Kemik erimesi olarak da adlandırılan osteoporoz ve diğer metabolik kemik hastalıkları kemik kütlesinin azalması ve yapısının zayıflaması sebebiyle ortaya çıkmaktadır. Bu hastalıkların görülme sıklığı yaşla birlikte artmaktadır. Kemik erimesinin nedenleri arasında genetik aktarım söz konusu olabileceği gibi hareketsiz yaşam ya da dengesiz beslenme sonucunda da ortaya çıkabilmektedir. Bu hastalıkların tedavisinde belirtilerin tedavi edilmesine yönelik uygulamaların yanı sıra kemiklerin güçlenmesini sağlayan ilaçlar da kullanılmaktadır.

İnfertilite

Bebek sahibi olmak isteyen bir çiftin bir yıl boyunca düzenli ve korunmadan ilişkiye girmesine rağmen gebeliğin gerçekleşmemesi durumunda infertiliteden söz edilmektedir. Kadının yaşının 35 üzerinde olduğu durumlarda ise çiftlerin bir yıl beklemesine gerek bulunmaz. Erkeklerde ve kadınlarda kısırlığa neden olan sebepler farklılık göstermektedir. Bu sebeple erkekliğe kısırlığa neden olan etmenler içerisinde sperm sayısının azlığı, hormonal nedenler ve kanal tıkanıklıkları gibi sebepler yer alırken; kadınlarda ise azalan yumurta rezervleri, düzensiz regl dönemleri ve erken menopoz gibi hastalıklar kasırları neden olmaktadır. Kısırlık sorununun tedavisinde ise altta yatan nedenin tedavi edilmesi gerekmektedir. Bunun için ilaç kullanımının yanı sıra cerrahi operasyonlardan gerekli olabilmektedir. Bunun yanında günümüzde tüp bebek ve aşılama uygulamaları infertilite tedavisinde sıklıkla kullanılan yenilikçi tedavi yöntemleri arasında yer almaktadır.

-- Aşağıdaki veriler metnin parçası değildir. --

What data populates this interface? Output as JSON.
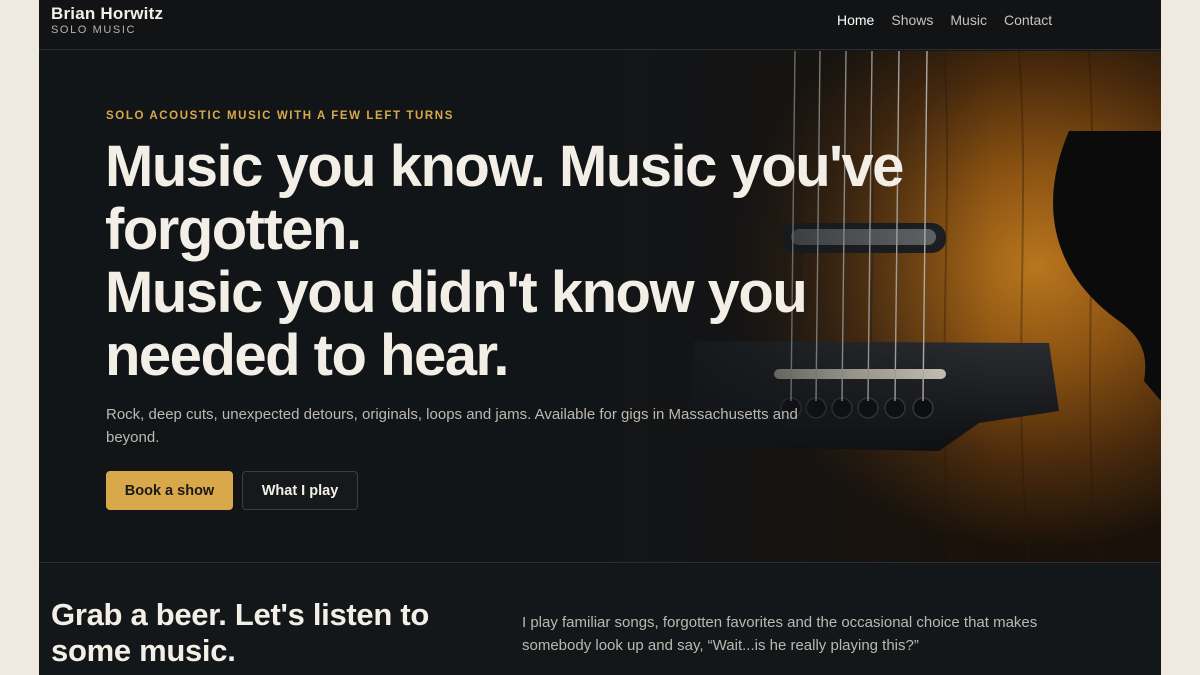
{
  "header": {
    "brand_name": "Brian Horwitz",
    "brand_subtitle": "SOLO MUSIC",
    "nav": [
      {
        "label": "Home",
        "active": true
      },
      {
        "label": "Shows",
        "active": false
      },
      {
        "label": "Music",
        "active": false
      },
      {
        "label": "Contact",
        "active": false
      }
    ]
  },
  "hero": {
    "eyebrow": "SOLO ACOUSTIC MUSIC WITH A FEW LEFT TURNS",
    "headline_line1": "Music you know. Music you've",
    "headline_line2": "forgotten.",
    "headline_line3": "Music you didn't know you",
    "headline_line4": "needed to hear.",
    "subtext": "Rock, deep cuts, unexpected detours, originals, loops and jams. Available for gigs in Massachusetts and beyond.",
    "primary_button": "Book a show",
    "secondary_button": "What I play",
    "image_icon": "acoustic-guitar-photo"
  },
  "intro": {
    "title": "Grab a beer. Let's listen to some music.",
    "body": "I play familiar songs, forgotten favorites and the occasional choice that makes somebody look up and say, “Wait...is he really playing this?”"
  },
  "colors": {
    "accent": "#d9a84a",
    "background": "#14171a",
    "text": "#f3efe7",
    "muted_text": "#bdb8af"
  }
}
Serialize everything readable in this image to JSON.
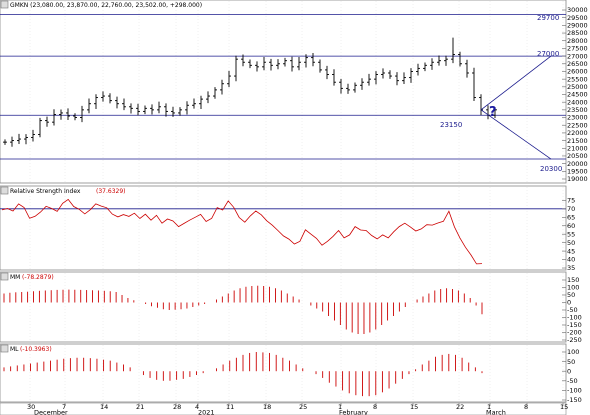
{
  "panels": {
    "price": {
      "header": "GMKN (23,080.00, 23,870.00, 22,760.00, 23,502.00, +298.000)",
      "y_ticks": [
        "30000",
        "29500",
        "29000",
        "28500",
        "28000",
        "27500",
        "27000",
        "26500",
        "26000",
        "25500",
        "25000",
        "24500",
        "24000",
        "23500",
        "23000",
        "22500",
        "22000",
        "21500",
        "21000",
        "20500",
        "20000",
        "19500",
        "19000"
      ],
      "annotations": {
        "level_29700": "29700",
        "level_27000": "27000",
        "level_23150": "23150",
        "level_20300": "20300",
        "question": "?"
      }
    },
    "rsi": {
      "header_label": "Relative Strength Index",
      "header_value": "(37.6329)",
      "y_ticks": [
        "75",
        "70",
        "65",
        "60",
        "55",
        "50",
        "45",
        "40",
        "35"
      ]
    },
    "mm": {
      "header_label": "MM",
      "header_value": "(-78.2879)",
      "y_ticks": [
        "150",
        "100",
        "50",
        "0",
        "-50",
        "-100",
        "-150",
        "-200",
        "-250"
      ]
    },
    "ml": {
      "header_label": "ML",
      "header_value": "(-10.3963)",
      "y_ticks": [
        "100",
        "50",
        "0",
        "-50",
        "-100",
        "-150"
      ]
    }
  },
  "x_axis": {
    "day_ticks": [
      "30",
      "7",
      "14",
      "21",
      "28",
      "4",
      "11",
      "18",
      "25",
      "1",
      "8",
      "15",
      "22",
      "1",
      "8",
      "15"
    ],
    "month_labels": [
      "December",
      "2021",
      "February",
      "March"
    ]
  },
  "colors": {
    "price_bars": "#000000",
    "rsi_line": "#cc0000",
    "momentum": "#cc0000",
    "level_lines": "#1a1a8c",
    "grid": "#d8d8d8"
  },
  "chart_data": {
    "type": "ohlc",
    "symbol": "GMKN",
    "x_kind": "trading-day index",
    "price": {
      "ylim": [
        19000,
        30000
      ],
      "close": [
        21400,
        21500,
        21600,
        21700,
        21900,
        22800,
        22700,
        23200,
        23300,
        23100,
        23000,
        23500,
        23900,
        24300,
        24400,
        24100,
        23900,
        23700,
        23600,
        23400,
        23600,
        23500,
        23700,
        23400,
        23300,
        23500,
        23800,
        23900,
        24200,
        24400,
        24800,
        25200,
        25700,
        26800,
        26600,
        26400,
        26300,
        26600,
        26400,
        26500,
        26700,
        26300,
        26600,
        26900,
        26600,
        26100,
        25800,
        25300,
        24900,
        24800,
        25100,
        25300,
        25500,
        25800,
        25900,
        25700,
        25400,
        25600,
        26000,
        26200,
        26400,
        26600,
        26700,
        26800,
        27100,
        26500,
        25900,
        24300,
        23500,
        23150,
        23502
      ],
      "levels": [
        29700,
        27000,
        23150,
        20300
      ],
      "forecast_lines": [
        {
          "from": [
            68,
            23502
          ],
          "to": [
            82,
            27000
          ]
        },
        {
          "from": [
            68,
            23502
          ],
          "to": [
            82,
            20300
          ]
        }
      ]
    },
    "rsi": {
      "ylim": [
        35,
        77
      ],
      "level": 70,
      "values": [
        69.4,
        70.2,
        68.7,
        72.9,
        70.8,
        64.4,
        65.6,
        68.1,
        71.5,
        70.2,
        68.5,
        73.3,
        75.6,
        71.4,
        69.7,
        67.0,
        69.5,
        72.9,
        71.6,
        70.6,
        66.9,
        65.2,
        66.6,
        65.5,
        67.4,
        64.3,
        66.8,
        63.3,
        66.2,
        61.5,
        64.0,
        62.8,
        59.5,
        61.4,
        63.3,
        65.0,
        66.7,
        62.5,
        64.4,
        70.7,
        69.3,
        74.7,
        70.9,
        64.9,
        62.1,
        65.8,
        68.7,
        66.5,
        62.9,
        60.3,
        57.2,
        54.0,
        52.1,
        49.2,
        50.8,
        57.6,
        55.0,
        52.5,
        48.5,
        50.8,
        53.7,
        57.2,
        52.8,
        54.6,
        59.5,
        57.5,
        57.2,
        54.2,
        52.2,
        54.6,
        52.8,
        56.4,
        59.5,
        61.5,
        59.3,
        56.9,
        58.1,
        60.6,
        60.4,
        61.6,
        62.6,
        68.6,
        59.4,
        52.8,
        47.3,
        42.7,
        37.4,
        37.6
      ],
      "last": 37.6329
    },
    "momentum_mm": {
      "ylim": [
        -250,
        150
      ],
      "values": [
        60,
        65,
        68,
        70,
        72,
        75,
        78,
        80,
        82,
        84,
        85,
        86,
        85,
        84,
        83,
        82,
        80,
        78,
        75,
        70,
        50,
        30,
        15,
        0,
        -10,
        -25,
        -35,
        -45,
        -50,
        -48,
        -45,
        -40,
        -30,
        -20,
        -10,
        0,
        20,
        40,
        60,
        80,
        95,
        105,
        110,
        112,
        110,
        105,
        95,
        80,
        60,
        40,
        20,
        0,
        -20,
        -40,
        -60,
        -90,
        -120,
        -150,
        -180,
        -200,
        -210,
        -210,
        -200,
        -180,
        -150,
        -120,
        -90,
        -60,
        -30,
        0,
        20,
        40,
        60,
        80,
        90,
        95,
        90,
        80,
        60,
        30,
        -20,
        -78
      ]
    },
    "momentum_ml": {
      "ylim": [
        -150,
        100
      ],
      "values": [
        20,
        25,
        30,
        35,
        40,
        45,
        50,
        55,
        60,
        65,
        68,
        70,
        70,
        68,
        65,
        60,
        55,
        45,
        35,
        20,
        0,
        -20,
        -35,
        -45,
        -50,
        -50,
        -45,
        -40,
        -30,
        -20,
        -10,
        0,
        15,
        35,
        55,
        70,
        85,
        95,
        100,
        98,
        95,
        85,
        70,
        55,
        35,
        15,
        0,
        -15,
        -35,
        -60,
        -80,
        -100,
        -115,
        -125,
        -130,
        -130,
        -125,
        -110,
        -90,
        -65,
        -40,
        -15,
        10,
        35,
        55,
        75,
        85,
        90,
        85,
        70,
        45,
        20,
        -10
      ]
    }
  }
}
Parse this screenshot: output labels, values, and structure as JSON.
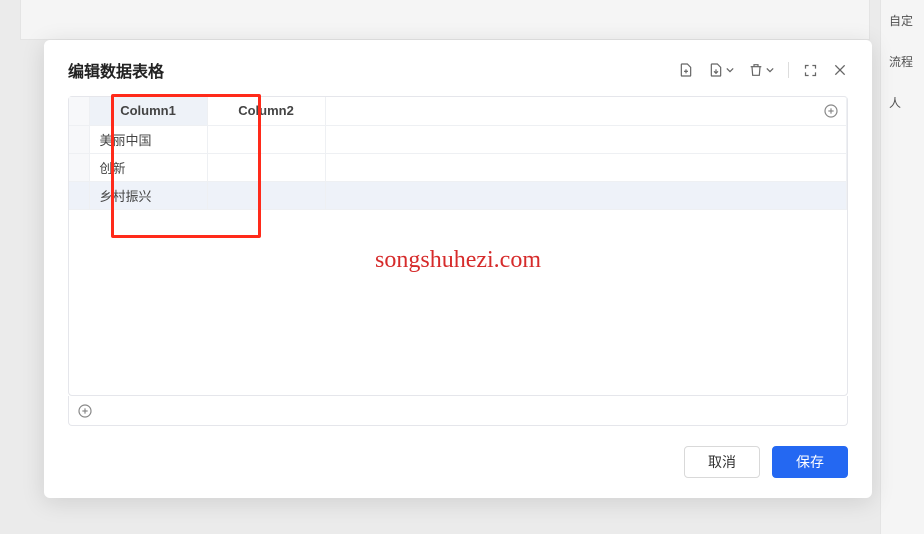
{
  "sidebar_right": {
    "item1": "自定",
    "item2": "流程",
    "item3": "人"
  },
  "modal": {
    "title": "编辑数据表格",
    "footer": {
      "cancel": "取消",
      "save": "保存"
    }
  },
  "table": {
    "headers": [
      "Column1",
      "Column2"
    ],
    "rows": [
      {
        "col1": "美丽中国",
        "col2": ""
      },
      {
        "col1": "创新",
        "col2": ""
      },
      {
        "col1": "乡村振兴",
        "col2": ""
      }
    ]
  },
  "watermark": "songshuhezi.com"
}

Endokrinoloji ve metabolizma hastalıkları bölümüne hangi durumlarda başvurulmalı?

Endokrinoloji ve metabolizma hastalıkları bölümü çok farklı organ ve sistemleri etkileyen hormonal ve metabolizma hastalıkları ile ilgilendiği için hastalar çeşitli belirtiler ile bu bölüme başvurmaktadır. Endokrinoloji ve metabolizma hastalıkları bölümünün hastaları genellikle dahiliye ve üroloji gibi çeşitli tıp birimlerinden yönlendiren hastalardan oluşmaktadır. Bu sebeple de tanısı alınmamış bir hastalık için öncelikle dahiliye ya da genel cerrahi gibi daha genel alanda tanı ve tedavi etkisi olan tıp birimine başvurulmalı ve daha sonrasında uygun görülmesi halinde hastaların endokrinoloji ve metabolizma hastalıkları bölümüne yönlendirilmeleri daha doğru olmaktadır. Ancak hastaların tanı almış olması durumunda tedavi süreçlerinin takibini yaptırmak için direkt olarak endokrinoloji ve metabolizma hastalıkları bölümüne başvurmaları daha doğru olmaktadır.